UBS raises S&P 500 target to 7,900 on AI demand
UBS lifted its S&P 500 target to 7,900, betting AI spending and resilient consumers can still power gains. The call adds fuel to a bullish Wall Street crowd even as rate and oil risks linger.

Wall Street’s latest question is not whether AI spending is real, but whether it is doing too much of the work. UBS Global Wealth Management answered with a bigger target, raising its year-end 2026 S&P 500 forecast to 7,900 from 7,500 and setting a June 2027 target of 8,200, a call that still assumes the market can keep climbing even after a sharp run to 7,445.72.

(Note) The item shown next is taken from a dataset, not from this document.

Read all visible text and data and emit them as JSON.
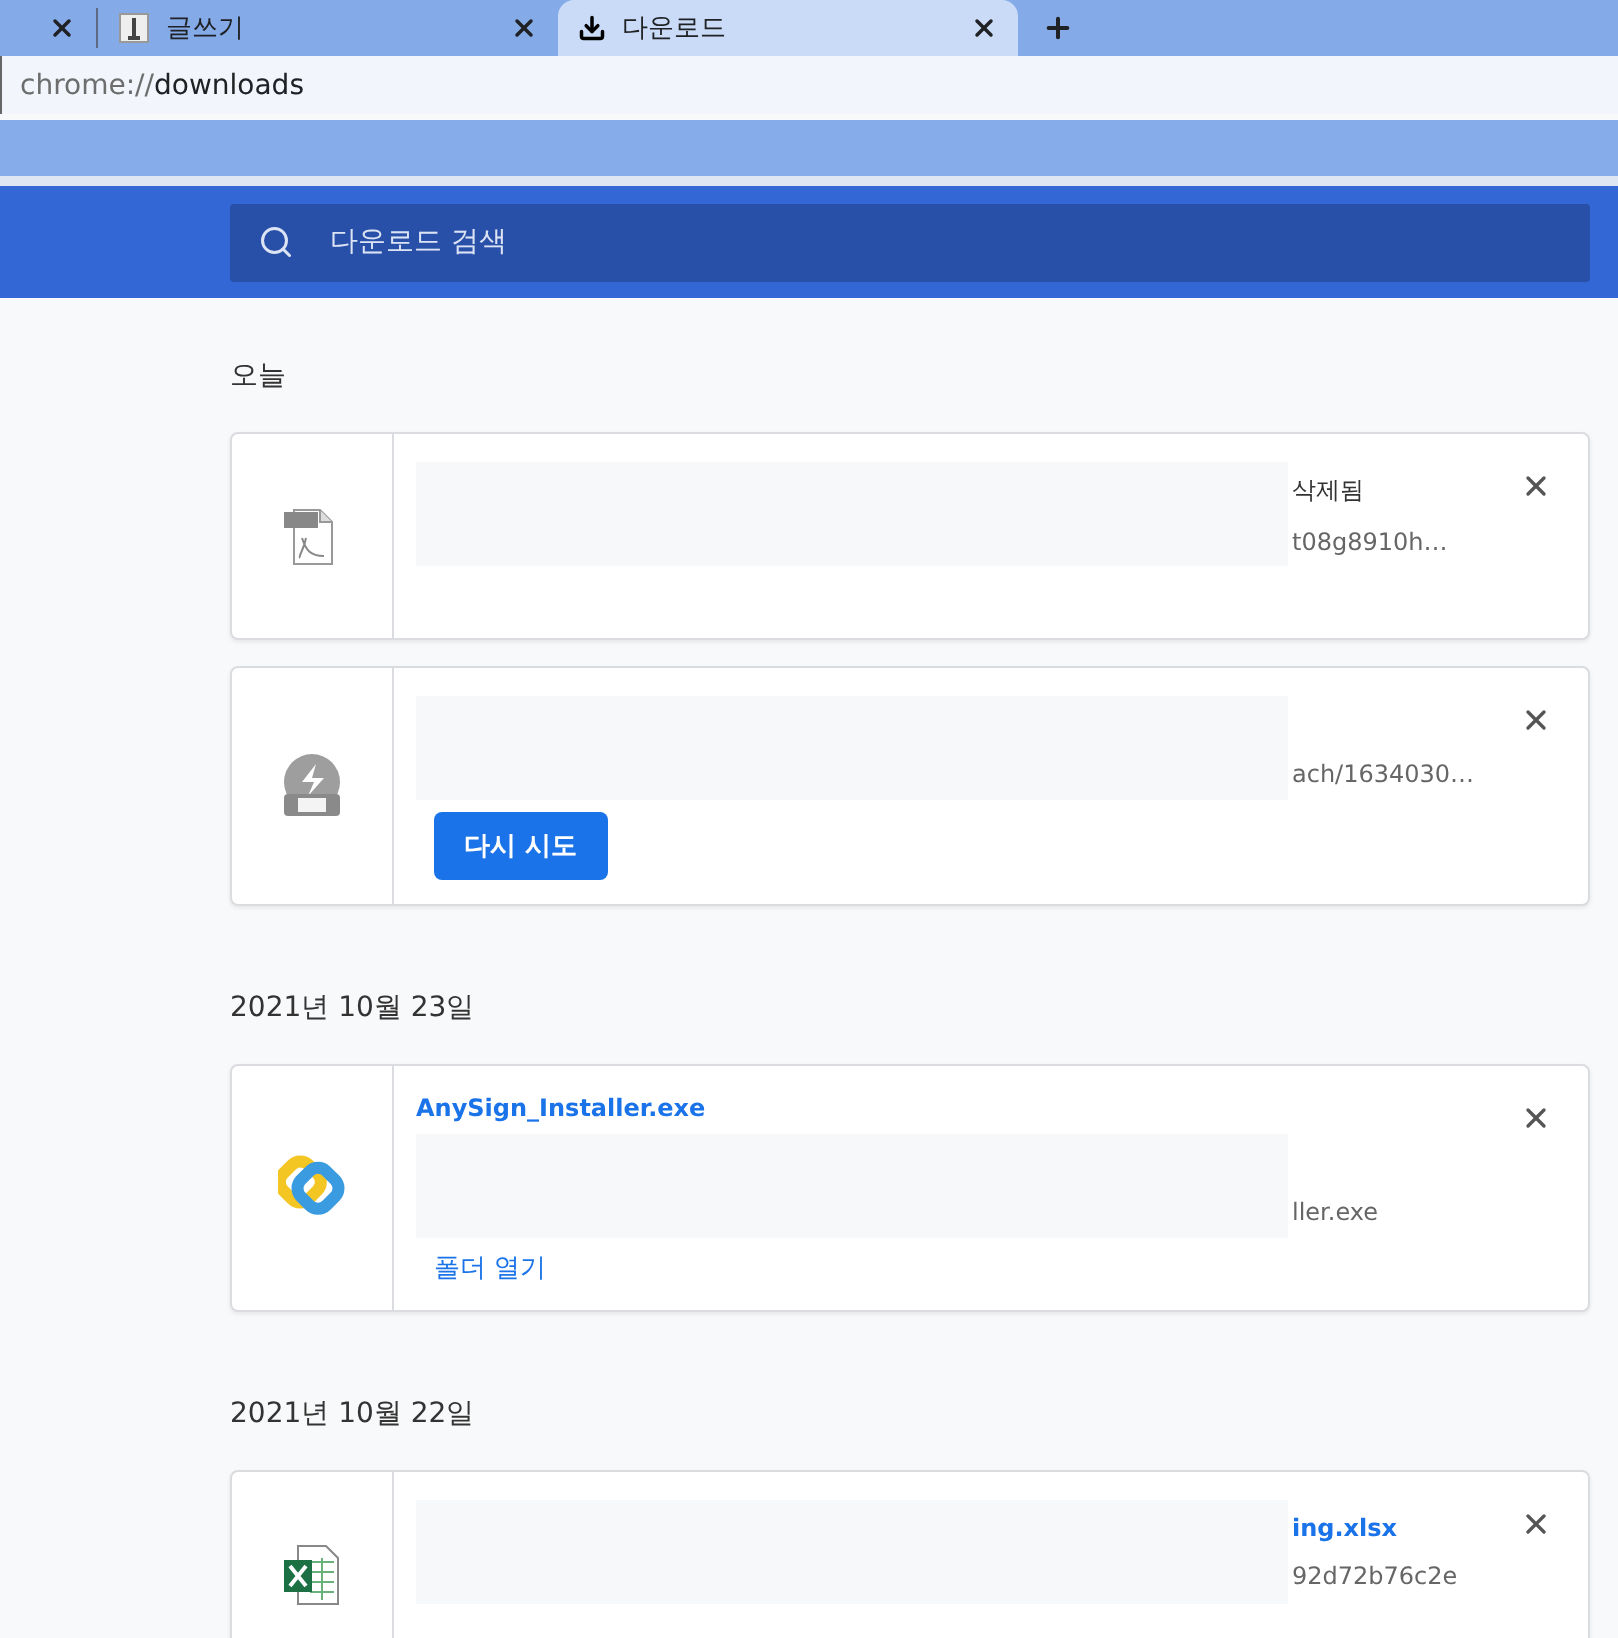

The new target implies about 6% upside from the S&P 500’s last close on May 21, and UBS lifted its 2026 earnings-per-share estimate to $335 from $310. That matters for retirement savers because it suggests the case for higher equity prices is still being built on profit growth, not just a richer valuation multiple. UBS said the market’s supports remain intact: economic growth has held up, corporate profits have stayed solid, the Federal Reserve remains supportive and the AI buildout is still driving spending on chips, servers, power and storage.
UBS tied roughly half of its earnings upgrade to semiconductor demand, especially memory chips, with another quarter coming from higher energy-sector profits and rising data-center investment. That concentration cuts both ways. It gives the market a clear engine, but it also leaves index gains more dependent on a narrow set of beneficiaries, from chipmakers to utilities and energy names tied to the data-center buildout.

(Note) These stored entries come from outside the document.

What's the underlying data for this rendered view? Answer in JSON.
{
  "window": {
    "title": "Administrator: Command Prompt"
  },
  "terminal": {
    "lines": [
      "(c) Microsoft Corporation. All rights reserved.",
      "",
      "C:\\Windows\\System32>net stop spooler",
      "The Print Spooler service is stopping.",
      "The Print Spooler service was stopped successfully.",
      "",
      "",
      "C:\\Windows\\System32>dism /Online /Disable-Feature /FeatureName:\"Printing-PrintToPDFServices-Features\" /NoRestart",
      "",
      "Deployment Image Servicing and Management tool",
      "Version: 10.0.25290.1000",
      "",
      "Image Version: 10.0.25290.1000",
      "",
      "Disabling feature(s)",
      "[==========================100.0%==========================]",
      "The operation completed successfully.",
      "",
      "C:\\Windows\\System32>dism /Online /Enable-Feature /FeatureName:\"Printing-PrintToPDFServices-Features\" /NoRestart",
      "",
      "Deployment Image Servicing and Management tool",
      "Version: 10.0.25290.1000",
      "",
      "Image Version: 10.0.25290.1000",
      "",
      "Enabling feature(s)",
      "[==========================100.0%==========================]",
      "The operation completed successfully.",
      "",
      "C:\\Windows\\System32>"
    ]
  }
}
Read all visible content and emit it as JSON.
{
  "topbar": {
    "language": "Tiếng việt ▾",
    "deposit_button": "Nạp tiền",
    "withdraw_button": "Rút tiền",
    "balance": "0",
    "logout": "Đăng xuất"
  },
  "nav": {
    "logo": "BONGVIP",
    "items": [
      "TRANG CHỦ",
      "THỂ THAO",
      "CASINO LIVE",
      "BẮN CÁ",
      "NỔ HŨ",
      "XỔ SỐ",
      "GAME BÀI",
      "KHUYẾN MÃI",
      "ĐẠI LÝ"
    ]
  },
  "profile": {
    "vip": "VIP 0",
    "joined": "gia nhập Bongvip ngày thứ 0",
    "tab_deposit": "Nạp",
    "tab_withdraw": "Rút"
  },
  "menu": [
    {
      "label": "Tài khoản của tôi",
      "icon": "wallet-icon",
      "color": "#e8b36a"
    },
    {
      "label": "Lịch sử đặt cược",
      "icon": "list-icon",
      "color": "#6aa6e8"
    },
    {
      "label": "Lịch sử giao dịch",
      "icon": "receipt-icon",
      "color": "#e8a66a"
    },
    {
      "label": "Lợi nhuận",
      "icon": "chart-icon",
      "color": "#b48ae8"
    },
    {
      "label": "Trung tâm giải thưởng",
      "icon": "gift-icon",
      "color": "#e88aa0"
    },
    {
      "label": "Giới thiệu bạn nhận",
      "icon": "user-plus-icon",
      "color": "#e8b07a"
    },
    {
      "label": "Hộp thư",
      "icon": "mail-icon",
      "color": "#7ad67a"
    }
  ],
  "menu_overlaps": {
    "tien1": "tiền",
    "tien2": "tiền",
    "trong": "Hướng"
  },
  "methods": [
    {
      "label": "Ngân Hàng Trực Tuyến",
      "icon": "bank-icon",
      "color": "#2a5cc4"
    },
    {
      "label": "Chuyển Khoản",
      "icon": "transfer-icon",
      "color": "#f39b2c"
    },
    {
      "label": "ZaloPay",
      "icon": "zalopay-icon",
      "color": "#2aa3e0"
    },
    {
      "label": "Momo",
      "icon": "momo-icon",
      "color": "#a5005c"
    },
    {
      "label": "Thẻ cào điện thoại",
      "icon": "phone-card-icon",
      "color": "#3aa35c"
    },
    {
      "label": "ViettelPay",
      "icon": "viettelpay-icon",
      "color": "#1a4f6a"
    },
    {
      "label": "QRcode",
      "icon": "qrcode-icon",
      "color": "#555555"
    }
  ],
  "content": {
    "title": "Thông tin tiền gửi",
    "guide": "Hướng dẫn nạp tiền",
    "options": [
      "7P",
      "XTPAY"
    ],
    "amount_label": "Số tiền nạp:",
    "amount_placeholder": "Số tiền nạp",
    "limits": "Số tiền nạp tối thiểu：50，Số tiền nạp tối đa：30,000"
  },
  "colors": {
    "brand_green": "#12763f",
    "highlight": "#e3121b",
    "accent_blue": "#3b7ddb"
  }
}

The optimism is not isolated. Morgan Stanley raised its year-end 2026 S&P 500 target to 8,000 from 7,800 and said its mid-2027 forecast is 8,300, citing resilient corporate earnings and artificial intelligence adoption. FactSet said S&P 500 companies were expected to post 22% earnings growth for calendar 2026, after first-quarter earnings tracked 28.4% higher from a year earlier on revenues up 11.6%. Evercore ISI has also been aggressive, with a 7,750 base case and a 30% chance of a 9,000 bull case.

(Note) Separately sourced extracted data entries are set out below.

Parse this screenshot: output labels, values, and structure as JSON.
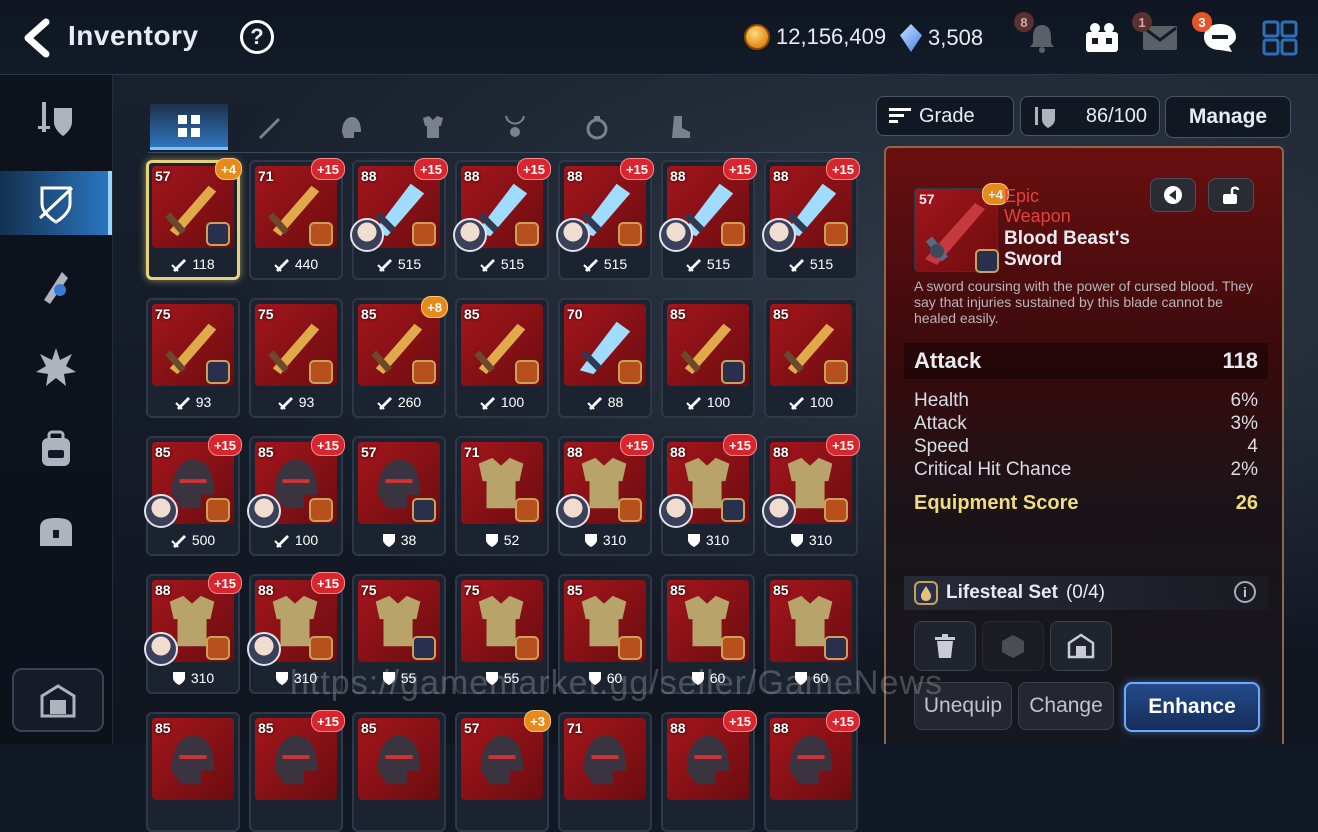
{
  "header": {
    "title": "Inventory",
    "help_label": "?",
    "gold": "12,156,409",
    "crystals": "3,508",
    "notifications_badge": "8",
    "mail_badge": "1",
    "chat_badge": "3"
  },
  "sidebar": {
    "items": [
      {
        "name": "equipment-icon"
      },
      {
        "name": "gear-selected-icon"
      },
      {
        "name": "artifact-icon"
      },
      {
        "name": "material-icon"
      },
      {
        "name": "bag-icon"
      },
      {
        "name": "chest-icon"
      }
    ],
    "storage": "storage-icon"
  },
  "tabs": [
    {
      "name": "all-icon"
    },
    {
      "name": "weapon-icon"
    },
    {
      "name": "helmet-icon"
    },
    {
      "name": "armor-icon"
    },
    {
      "name": "necklace-icon"
    },
    {
      "name": "ring-icon"
    },
    {
      "name": "boots-icon"
    }
  ],
  "controls": {
    "sort_label": "Grade",
    "capacity": "86/100",
    "manage_label": "Manage"
  },
  "grid": {
    "rows": [
      [
        {
          "level": "57",
          "plus": "+4",
          "plus_color": "orange",
          "stat": "118",
          "stat_type": "atk",
          "set": "blue",
          "portrait": false,
          "selected": true,
          "kind": "sword"
        },
        {
          "level": "71",
          "plus": "+15",
          "plus_color": "red",
          "stat": "440",
          "stat_type": "atk",
          "set": "gold",
          "portrait": false,
          "kind": "sword"
        },
        {
          "level": "88",
          "plus": "+15",
          "plus_color": "red",
          "stat": "515",
          "stat_type": "atk",
          "set": "gold",
          "portrait": true,
          "kind": "blade"
        },
        {
          "level": "88",
          "plus": "+15",
          "plus_color": "red",
          "stat": "515",
          "stat_type": "atk",
          "set": "gold",
          "portrait": true,
          "kind": "blade"
        },
        {
          "level": "88",
          "plus": "+15",
          "plus_color": "red",
          "stat": "515",
          "stat_type": "atk",
          "set": "gold",
          "portrait": true,
          "kind": "blade"
        },
        {
          "level": "88",
          "plus": "+15",
          "plus_color": "red",
          "stat": "515",
          "stat_type": "atk",
          "set": "gold",
          "portrait": true,
          "kind": "blade"
        },
        {
          "level": "88",
          "plus": "+15",
          "plus_color": "red",
          "stat": "515",
          "stat_type": "atk",
          "set": "gold",
          "portrait": true,
          "kind": "blade"
        }
      ],
      [
        {
          "level": "75",
          "plus": "",
          "stat": "93",
          "stat_type": "atk",
          "set": "blue",
          "portrait": false,
          "kind": "sword"
        },
        {
          "level": "75",
          "plus": "",
          "stat": "93",
          "stat_type": "atk",
          "set": "gold",
          "portrait": false,
          "kind": "sword"
        },
        {
          "level": "85",
          "plus": "+8",
          "plus_color": "orange",
          "stat": "260",
          "stat_type": "atk",
          "set": "gold",
          "portrait": false,
          "kind": "sword"
        },
        {
          "level": "85",
          "plus": "",
          "stat": "100",
          "stat_type": "atk",
          "set": "gold",
          "portrait": false,
          "kind": "sword"
        },
        {
          "level": "70",
          "plus": "",
          "stat": "88",
          "stat_type": "atk",
          "set": "gold",
          "portrait": false,
          "kind": "blade"
        },
        {
          "level": "85",
          "plus": "",
          "stat": "100",
          "stat_type": "atk",
          "set": "blue",
          "portrait": false,
          "kind": "sword"
        },
        {
          "level": "85",
          "plus": "",
          "stat": "100",
          "stat_type": "atk",
          "set": "gold",
          "portrait": false,
          "kind": "sword"
        }
      ],
      [
        {
          "level": "85",
          "plus": "+15",
          "plus_color": "red",
          "stat": "500",
          "stat_type": "atk",
          "set": "gold",
          "portrait": true,
          "kind": "helm"
        },
        {
          "level": "85",
          "plus": "+15",
          "plus_color": "red",
          "stat": "100",
          "stat_type": "atk",
          "set": "gold",
          "portrait": true,
          "kind": "helm"
        },
        {
          "level": "57",
          "plus": "",
          "stat": "38",
          "stat_type": "def",
          "set": "blue",
          "portrait": false,
          "kind": "helm"
        },
        {
          "level": "71",
          "plus": "",
          "stat": "52",
          "stat_type": "def",
          "set": "gold",
          "portrait": false,
          "kind": "armor"
        },
        {
          "level": "88",
          "plus": "+15",
          "plus_color": "red",
          "stat": "310",
          "stat_type": "def",
          "set": "gold",
          "portrait": true,
          "kind": "armor"
        },
        {
          "level": "88",
          "plus": "+15",
          "plus_color": "red",
          "stat": "310",
          "stat_type": "def",
          "set": "blue",
          "portrait": true,
          "kind": "armor"
        },
        {
          "level": "88",
          "plus": "+15",
          "plus_color": "red",
          "stat": "310",
          "stat_type": "def",
          "set": "gold",
          "portrait": true,
          "kind": "armor"
        }
      ],
      [
        {
          "level": "88",
          "plus": "+15",
          "plus_color": "red",
          "stat": "310",
          "stat_type": "def",
          "set": "gold",
          "portrait": true,
          "kind": "armor"
        },
        {
          "level": "88",
          "plus": "+15",
          "plus_color": "red",
          "stat": "310",
          "stat_type": "def",
          "set": "gold",
          "portrait": true,
          "kind": "armor"
        },
        {
          "level": "75",
          "plus": "",
          "stat": "55",
          "stat_type": "def",
          "set": "blue",
          "portrait": false,
          "kind": "armor"
        },
        {
          "level": "75",
          "plus": "",
          "stat": "55",
          "stat_type": "def",
          "set": "gold",
          "portrait": false,
          "kind": "armor"
        },
        {
          "level": "85",
          "plus": "",
          "stat": "60",
          "stat_type": "def",
          "set": "gold",
          "portrait": false,
          "kind": "armor"
        },
        {
          "level": "85",
          "plus": "",
          "stat": "60",
          "stat_type": "def",
          "set": "gold",
          "portrait": false,
          "kind": "armor"
        },
        {
          "level": "85",
          "plus": "",
          "stat": "60",
          "stat_type": "def",
          "set": "blue",
          "portrait": false,
          "kind": "armor"
        }
      ],
      [
        {
          "level": "85",
          "plus": "",
          "stat": "",
          "set": "",
          "portrait": false,
          "kind": "helm"
        },
        {
          "level": "85",
          "plus": "+15",
          "plus_color": "red",
          "stat": "",
          "set": "",
          "portrait": false,
          "kind": "helm"
        },
        {
          "level": "85",
          "plus": "",
          "stat": "",
          "set": "",
          "portrait": false,
          "kind": "helm"
        },
        {
          "level": "57",
          "plus": "+3",
          "plus_color": "orange",
          "stat": "",
          "set": "",
          "portrait": false,
          "kind": "helm"
        },
        {
          "level": "71",
          "plus": "",
          "stat": "",
          "set": "",
          "portrait": false,
          "kind": "helm"
        },
        {
          "level": "88",
          "plus": "+15",
          "plus_color": "red",
          "stat": "",
          "set": "",
          "portrait": false,
          "kind": "helm"
        },
        {
          "level": "88",
          "plus": "+15",
          "plus_color": "red",
          "stat": "",
          "set": "",
          "portrait": false,
          "kind": "helm"
        }
      ]
    ]
  },
  "detail": {
    "level": "57",
    "plus": "+4",
    "grade": "Epic",
    "type": "Weapon",
    "name": "Blood Beast's Sword",
    "description": "A sword coursing with the power of cursed blood. They say that injuries sustained by this blade cannot be healed easily.",
    "main_stat": {
      "label": "Attack",
      "value": "118"
    },
    "sub_stats": [
      {
        "label": "Health",
        "value": "6%"
      },
      {
        "label": "Attack",
        "value": "3%"
      },
      {
        "label": "Speed",
        "value": "4"
      },
      {
        "label": "Critical Hit Chance",
        "value": "2%"
      }
    ],
    "score": {
      "label": "Equipment Score",
      "value": "26"
    },
    "set": {
      "label": "Lifesteal Set",
      "progress": "(0/4)"
    },
    "buttons": {
      "unequip": "Unequip",
      "change": "Change",
      "enhance": "Enhance"
    }
  },
  "watermark": "https://gamemarket.gg/seller/GameNews",
  "colors": {
    "accent": "#2a78c4",
    "epic": "#e2433a",
    "score": "#f1dc7c"
  }
}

Still, the bullish case comes with clear risks. UBS warned that unresolved conflict in the Middle East and higher oil prices could keep inflation sticky and push bond yields around. A prolonged disruption in the Strait of Hormuz would be especially damaging if it lifted energy costs and interest rates at the same time. For investors, that leaves a market where the long-term trend still points higher, but the ride may be uneven, with the next leg led by semiconductors, data centers and energy rather than a broad, smooth advance across the whole index.